Аркадий Николаевич усмехнулся:

— Это немецкий любитель математики Вольфскель в 1908 году завещал сто тысяч марок тому, кто докажет теорему Ферма.

— Но, по вашим словам, вы это сделали!

— Нет. Я лишь нашел доказательство у Ферма.

— Значит, вы действительно побывали у него, перебирали его записи и смело можете рассказать, как он выглядел триста лет назад.

— Записи перебирал, это верно. Мне он представляется из моей «машины времени» (воображения!) веселым, толстым и многодетным человеком, который служил в суде, попутно занимался математикой для души, делая гениальные открытия, не придавая им особого значения. Что же касается получения премии, то она принадлежит его потомкам, а не мне. И вряд ли может их обрадовать.

— Ну что вы! Сто тысяч марок — это вещь! — заметил Олег.

Аркадий Николаевич расплылся в улыбке:

— Вам, конечно, известно, что одинокая и богатая почитательница Жюля Верна после его романа «Из пушки на Луну» завещала свое значительное состояние первому человеку, который ступит на Луну. Им оказался Армстронг. И не так давно в Париже ему вручили премию дамы XIX века. Но, увы, после двух мировых войн и многократных девальваций франка завещанной суммы хватило астронавту лишь на покупку легкого плаща на память о щедрой парижанке. Боюсь, что остатков премии Вольфскеля в марках хватит разве что на одни рукава.

— Но не можете же вы утаить от всего мира то, что нашли у Ферма, неважно, побывали у него или нет! — горячился Олег.

— Увы, вы сами прочитали в этой брошюре предупреждение. Кто согласится разделить со мной ответственность за найденное мной у Ферма его доказательство? Кто поверит в это?

— Но вы же не мнимая величина, а реальный человек?

Вместо ответа Аркадий Николаевич протянул визитную карточку, напечатанную на меловой бумаге машинописным шрифтом: «Аркадий Николаевич КОЖЕВНИКОВ, Главный специалист института Сибгипротранс. Новосибирск».

На обороте от руки — адрес: «630076, Новосибирск, 76, Вокзальная магистраль, 17, кв. 23».

— Прекрасно, — сказал я. — Теперь математики вас найдут, не говоря уже обо мне! Если вы, конечно, не растворитесь сейчас в воздухе.

Аркадий Николаевич загадочно улыбнулся и в воздухе не растворился.

Поезд подошел к Свердловску. Мы с сыном направились к выходу, где нас встречали уральцы, с которыми я хотел познакомить идущего сзади Аркадия Николаевича. Но… когда я обернулся, то его уже не было. Он словно растворился в воздухе.

— Мним! — многозначительно произнес Олег без тени улыбки на лице.

Но все-таки он шутил! Мы оба не верили, не могли верить в «машину времени», которая вдруг забросила в купе идущего поезда путешественника во времени на пути из будущего в эпоху Ферма или обратно! Нет, это был самый реальный человек, передавший мне реальную карточку, по которой можно отыскать реальное доказательство теоремы трехсотлетней давности.
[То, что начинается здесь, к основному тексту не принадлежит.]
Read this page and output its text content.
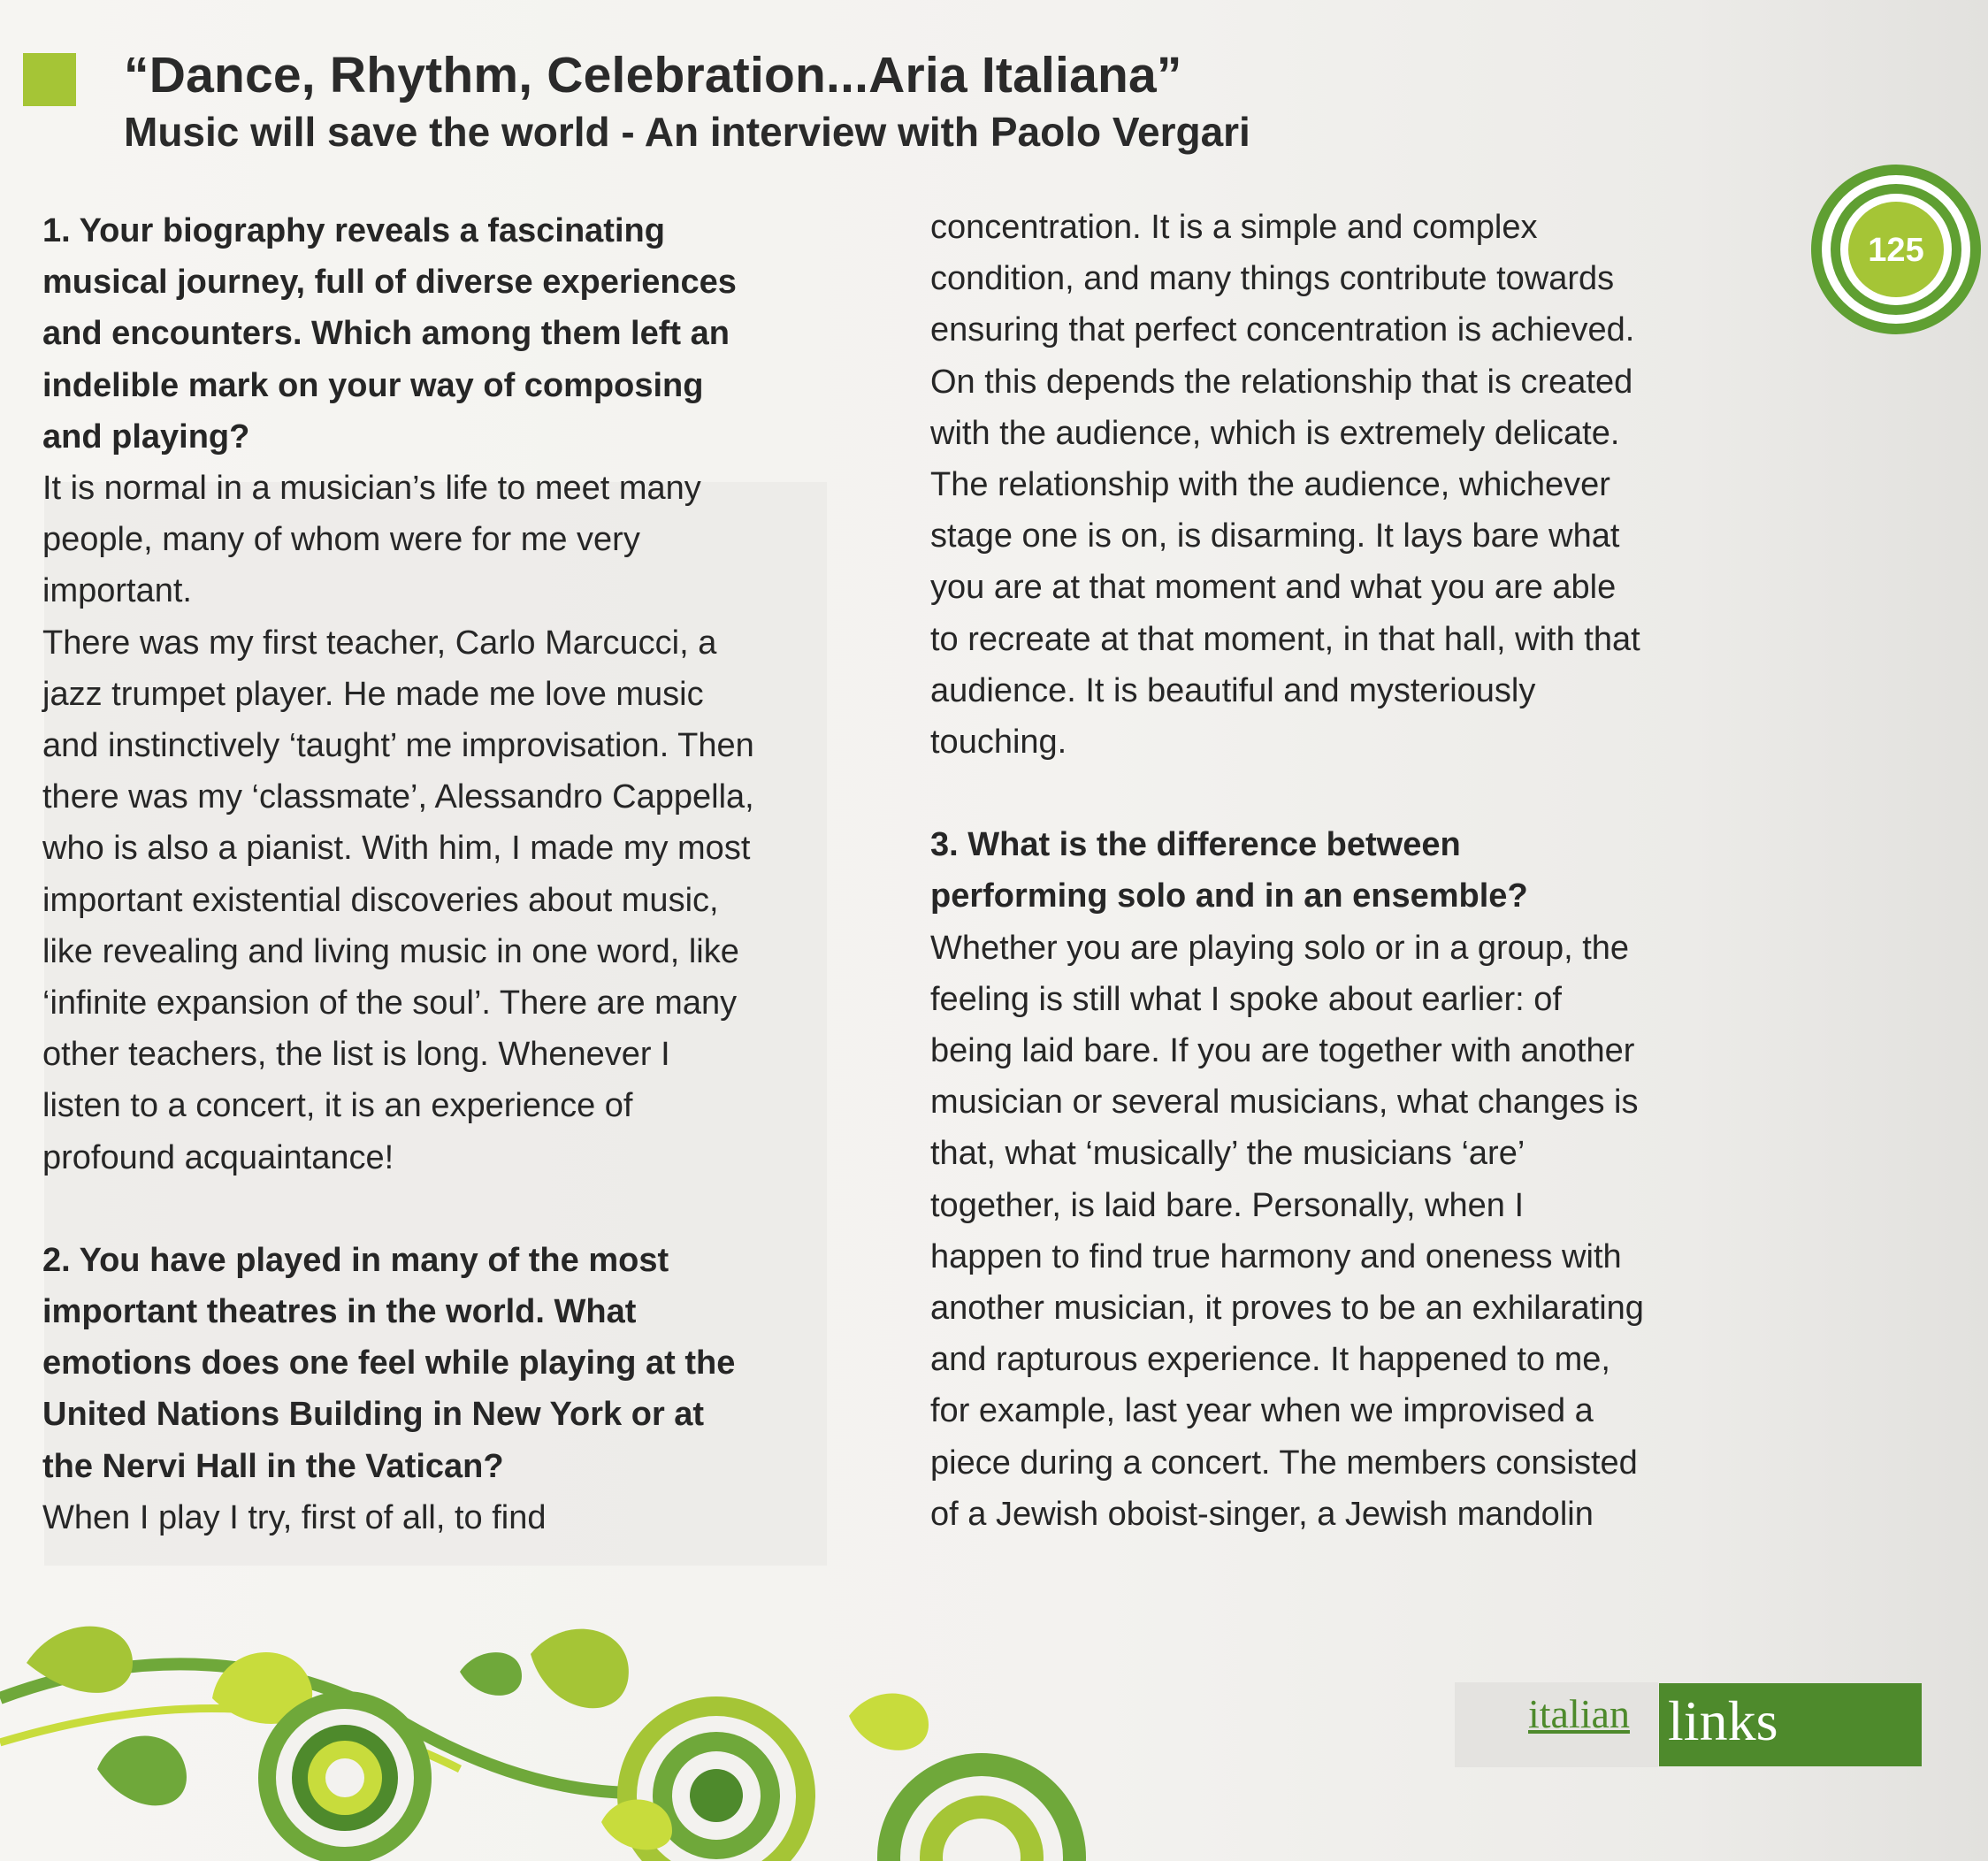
“Dance, Rhythm, Celebration...Aria Italiana”
Music will save the world - An interview with Paolo Vergari

1. Your biography reveals a fascinating

musical journey, full of diverse experiences

and encounters. Which among them left an

indelible mark on your way of composing

and playing?

It is normal in a musician’s life to meet many

people, many of whom were for me very

important.

There was my first teacher, Carlo Marcucci, a

jazz trumpet player. He made me love music

and instinctively ‘taught’ me improvisation. Then

there was my ‘classmate’, Alessandro Cappella,

who is also a pianist. With him, I made my most

important existential discoveries about music,

like revealing and living music in one word, like

‘infinite expansion of the soul’. There are many

other teachers, the list is long. Whenever I

listen to a concert, it is an experience of

profound acquaintance!

2. You have played in many of the most

important theatres in the world. What

emotions does one feel while playing at the

United Nations Building in New York or at

the Nervi Hall in the Vatican?

When I play I try, first of all, to find

concentration. It is a simple and complex

condition, and many things contribute towards

ensuring that perfect concentration is achieved.

On this depends the relationship that is created

with the audience, which is extremely delicate.

The relationship with the audience, whichever

stage one is on, is disarming. It lays bare what

you are at that moment and what you are able

to recreate at that moment, in that hall, with that

audience. It is beautiful and mysteriously

touching.

3. What is the difference between

performing solo and in an ensemble?

Whether you are playing solo or in a group, the

feeling is still what I spoke about earlier: of

being laid bare. If you are together with another

musician or several musicians, what changes is

that, what ‘musically’ the musicians ‘are’

together, is laid bare. Personally, when I

happen to find true harmony and oneness with

another musician, it proves to be an exhilarating

and rapturous experience. It happened to me,

for example, last year when we improvised a

piece during a concert. The members consisted

of a Jewish oboist-singer, a Jewish mandolin

125
italian links
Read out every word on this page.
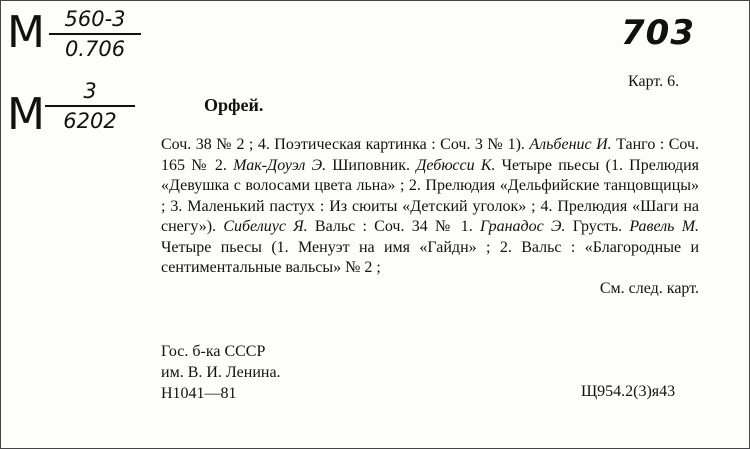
M 560-3
0.706
M	3
6202
703
Карт. 6.
Орфей.

Соч. 38 № 2 ; 4. Поэтическая картинка : Соч. 3 № 1). Альбенис И. Танго : Соч. 165 № 2. Мак-Доуэл Э. Шиповник. Дебюсси К. Четыре пьесы (1. Прелюдия «Девушка с волосами цвета льна» ; 2. Прелюдия «Дельфийские танцовщицы» ; 3. Маленький пастух : Из сюиты «Детский уголок» ; 4. Прелюдия «Шаги на снегу»). Сибелиус Я. Вальс : Соч. 34 № 1. Гранадос Э. Грусть. Равель М. Четыре пьесы (1. Менуэт на имя «Гайдн» ; 2. Вальс : «Благородные и сентиментальные вальсы» № 2 ;

См. след. карт.

Гос. б-ка СССР
им. В. И. Ленина.
Н1041—81	Щ954.2(3)я43
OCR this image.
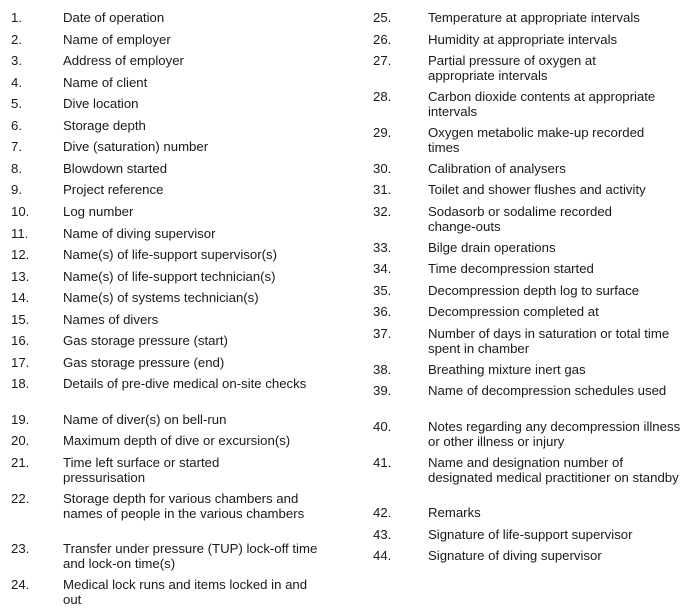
1.	Date of operation
2.	Name of employer
3.	Address of employer
4.	Name of client
5.	Dive location
6.	Storage depth
7.	Dive (saturation) number
8.	Blowdown started
9.	Project reference
10.	Log number
11.	Name of diving supervisor
12.	Name(s) of life-support supervisor(s)
13.	Name(s) of life-support technician(s)
14.	Name(s) of systems technician(s)
15.	Names of divers
16.	Gas storage pressure (start)
17.	Gas storage pressure (end)
18.	Details of pre-dive medical on-site checks
19.	Name of diver(s) on bell-run
20.	Maximum depth of dive or excursion(s)
21.	Time left surface or started pressurisation
22.	Storage depth for various chambers and names of people in the various chambers
23.	Transfer under pressure (TUP) lock-off time and lock-on time(s)
24.	Medical lock runs and items locked in and out
25.	Temperature at appropriate intervals
26.	Humidity at appropriate intervals
27.	Partial pressure of oxygen at appropriate intervals
28.	Carbon dioxide contents at appropriate intervals
29.	Oxygen metabolic make-up recorded times
30.	Calibration of analysers
31.	Toilet and shower flushes and activity
32.	Sodasorb or sodalime recorded change-outs
33.	Bilge drain operations
34.	Time decompression started
35.	Decompression depth log to surface
36.	Decompression completed at
37.	Number of days in saturation or total time spent in chamber
38.	Breathing mixture inert gas
39.	Name of decompression schedules used
40.	Notes regarding any decompression illness or other illness or injury
41.	Name and designation number of designated medical practitioner on standby
42.	Remarks
43.	Signature of life-support supervisor
44.	Signature of diving supervisor
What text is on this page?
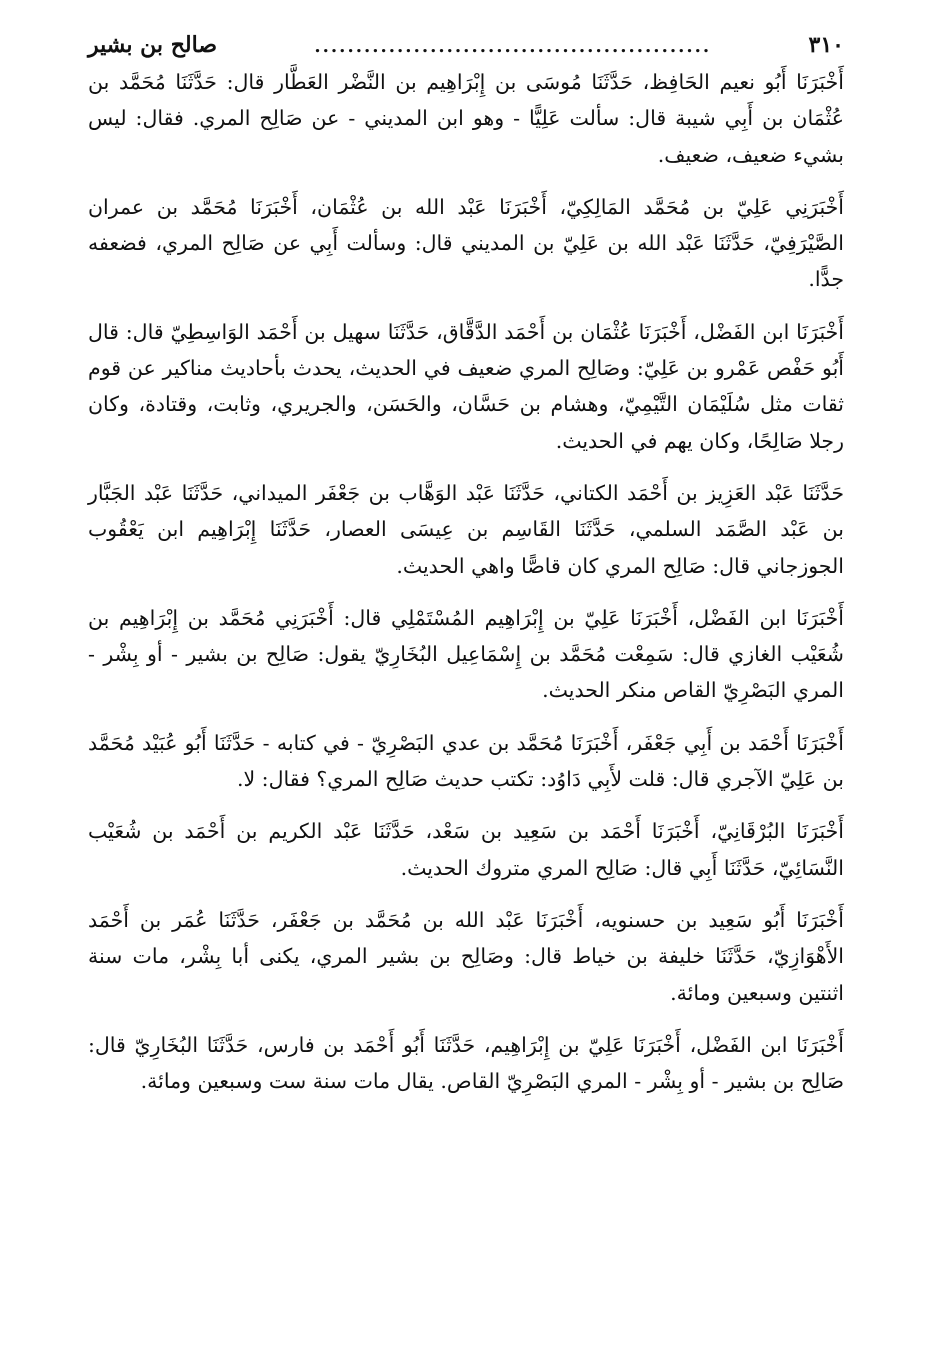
٣١٠
................................................
صالح بن بشير

أَخْبَرَنَا أَبُو نعيم الحَافِظ، حَدَّثَنَا مُوسَى بن إِبْرَاهِيم بن النَّضْر العَطَّار قال: حَدَّثَنَا مُحَمَّد بن عُثْمَان بن أَبِي شيبة قال: سألت عَلِيًّا - وهو ابن المديني - عن صَالِح المري. فقال: ليس بشيء ضعيف، ضعيف.

أَخْبَرَنِي عَلِيّ بن مُحَمَّد المَالِكِيّ، أَخْبَرَنَا عَبْد الله بن عُثْمَان، أَخْبَرَنَا مُحَمَّد بن عمران الصَّيْرَفِيّ، حَدَّثَنَا عَبْد الله بن عَلِيّ بن المديني قال: وسألت أَبِي عن صَالِح المري، فضعفه جدًّا.

أَخْبَرَنَا ابن الفَضْل، أَخْبَرَنَا عُثْمَان بن أَحْمَد الدَّقَّاق، حَدَّثَنَا سهيل بن أَحْمَد الوَاسِطِيّ قال: قال أَبُو حَفْص عَمْرو بن عَلِيّ: وصَالِح المري ضعيف في الحديث، يحدث بأحاديث مناكير عن قوم ثقات مثل سُلَيْمَان التَّيْمِيّ، وهشام بن حَسَّان، والحَسَن، والجريري، وثابت، وقتادة، وكان رجلا صَالِحًا، وكان يهم في الحديث.

حَدَّثَنَا عَبْد العَزِيز بن أَحْمَد الكتاني، حَدَّثَنَا عَبْد الوَهَّاب بن جَعْفَر الميداني، حَدَّثَنَا عَبْد الجَبَّار بن عَبْد الصَّمَد السلمي، حَدَّثَنَا القَاسِم بن عِيسَى العصار، حَدَّثَنَا إِبْرَاهِيم ابن يَعْقُوب الجوزجاني قال: صَالِح المري كان قاصًّا واهي الحديث.

أَخْبَرَنَا ابن الفَضْل، أَخْبَرَنَا عَلِيّ بن إِبْرَاهِيم المُسْتَمْلِي قال: أَخْبَرَنِي مُحَمَّد بن إِبْرَاهِيم بن شُعَيْب الغازي قال: سَمِعْت مُحَمَّد بن إِسْمَاعِيل البُخَارِيّ يقول: صَالِح بن بشير - أو بِشْر - المري البَصْرِيّ القاص منكر الحديث.

أَخْبَرَنَا أَحْمَد بن أَبِي جَعْفَر، أَخْبَرَنَا مُحَمَّد بن عدي البَصْرِيّ - في كتابه - حَدَّثَنَا أَبُو عُبَيْد مُحَمَّد بن عَلِيّ الآجري قال: قلت لأَبِي دَاوُد: تكتب حديث صَالِح المري؟ فقال: لا.

أَخْبَرَنَا البُرْقَانِيّ، أَخْبَرَنَا أَحْمَد بن سَعِيد بن سَعْد، حَدَّثَنَا عَبْد الكريم بن أَحْمَد بن شُعَيْب النَّسَائِيّ، حَدَّثَنَا أَبِي قال: صَالِح المري متروك الحديث.

أَخْبَرَنَا أَبُو سَعِيد بن حسنويه، أَخْبَرَنَا عَبْد الله بن مُحَمَّد بن جَعْفَر، حَدَّثَنَا عُمَر بن أَحْمَد الأَهْوَازِيّ، حَدَّثَنَا خليفة بن خياط قال: وصَالِح بن بشير المري، يكنى أبا بِشْر، مات سنة اثنتين وسبعين ومائة.

أَخْبَرَنَا ابن الفَضْل، أَخْبَرَنَا عَلِيّ بن إِبْرَاهِيم، حَدَّثَنَا أَبُو أَحْمَد بن فارس، حَدَّثَنَا البُخَارِيّ قال: صَالِح بن بشير - أو بِشْر - المري البَصْرِيّ القاص. يقال مات سنة ست وسبعين ومائة.
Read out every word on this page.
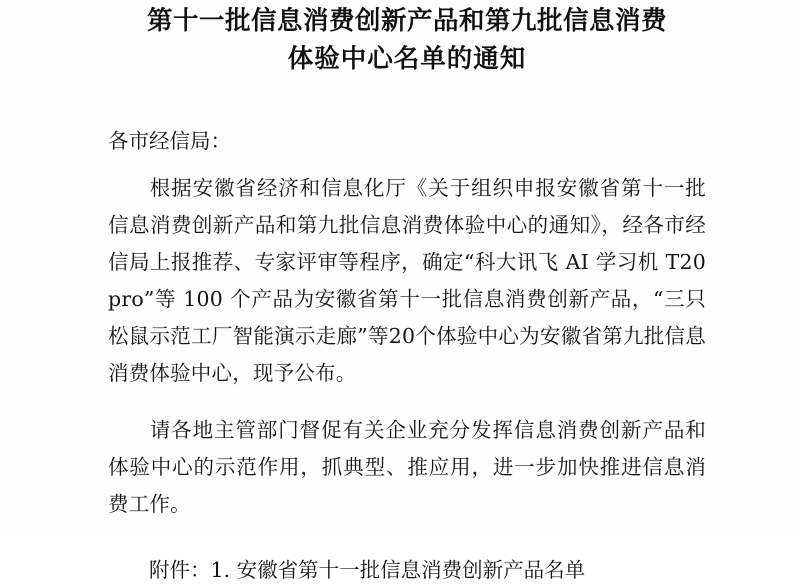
第十一批信息消费创新产品和第九批信息消费
体验中心名单的通知

各市经信局：

根据安徽省经济和信息化厅《关于组织申报安徽省第十一批信息消费创新产品和第九批信息消费体验中心的通知》，经各市经信局上报推荐、专家评审等程序，确定“科大讯飞 AI 学习机 T20 pro”等 100 个产品为安徽省第十一批信息消费创新产品，“三只松鼠示范工厂智能演示走廊”等20个体验中心为安徽省第九批信息消费体验中心，现予公布。

请各地主管部门督促有关企业充分发挥信息消费创新产品和体验中心的示范作用，抓典型、推应用，进一步加快推进信息消费工作。

附件：1. 安徽省第十一批信息消费创新产品名单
Я-то, конечно, это сделаю, не знаю, как математики, потому что эта встреча в пути задела во мне самое сокровенное, пробудила неутолимый интерес к удивительному человеку, гордецу или скромному гению, тень которого и поныне тревожит математические умы.

Если мой попутчик силой воображения мог перенестись в кабинет Ферма, то не пример ли это для меня, фантаста, быть может, способного вообразить и самого Ферма, и его время, проследить за его жизнью, о которой известен лишь скупой пунктир дат: родился, учился, женился, переписывался, скончался? Не обязан ли я, хоть в виде «мнима», оказаться с ним рядом, чтобы восполнить промежутки между равнодушно вбитыми колышками на его пути?

Однако то, что нарисует воображение, не может быть точным отображением ни подробностей жизни подлинного исторического лица, ни поэтических его произведений, не дошедших до нас, ни даже математических открытий, сформулированных, но намеренно не доказанных, словом, все это требует от автора, во избежание справедливых упреков уважаемых историков, осудивших в свое время самого Александра Дюма за вольное обращение с историей (отчего, кстати сказать, популярность его романов не пострадала за счет отнесения их к авантюрному жанру!), словом, все это, быть может, требует от автора, претендующего на безукоризненность повествования, изменения имен персонажей в такой же мере, в какой нельзя точно отразить их исторический облик, располагая слишком скудными и малодостоверными сведениями о них.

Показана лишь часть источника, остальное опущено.